Tuesday, September 11, 2012
School. Times two!
Molly started Grade One this week. Jake started one of his preschools today. Molly was quite nervous leading up to the day...barely sleeping most nights. But when the day came, she had a great day. Her teacher is Madame Robyn. Ella, Mason, Sage and Chloe are in her class so it's not all new kids. She's been able to see her other friends at lunches and recess. Evyn is her bus buddy. So all is good in Grade One. Jake's first day started off amazing. He was so excited to go to school like Molly. He was excited to wear indoor shoes and use his Thomas the Train cup and plate. We got there early so we could show him around the classroom and introduce him to the teacher...still all good.
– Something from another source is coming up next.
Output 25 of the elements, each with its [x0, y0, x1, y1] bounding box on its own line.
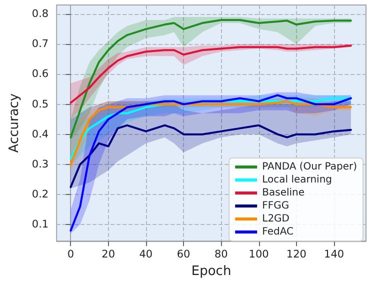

He gave both Noel and I hugs and kisses goodbye and ran off to the sand table without a backward glance. Noel went to work. I went upstairs to do some paperwork. Then I hear it. The screaming cry I know so well. I have no idea why he got upset. He tells me it's because he was missing me. Who knows. His teacher (Mrs. Martin) said he screamed and cried for a bit and then passed out on the couch and slept the entire class. Hopefully next week will go better for him.
Dazed and confused
Some days I feel like a total parenting failure. Today was one of those days. Transitioning both Jake and Molly into new school situations is definitely taking it's toll on me. Today was Jake's first day at the Tuscany Preschool. I stayed with him the entire class. I attempted leaving about every 10 minutes...he would have none of it. I was tired myself and couldn't handle his tears. My good friend likes to remind me that I am the parent and I need to be more firm with him. I can't seem to do it. I don't know if it's guilt over not having listened to Molly when she was young and unhappy with her dayhome and seeing the effect that has had on her to this day. All I know is that I have to find a way to be stronger for both of us.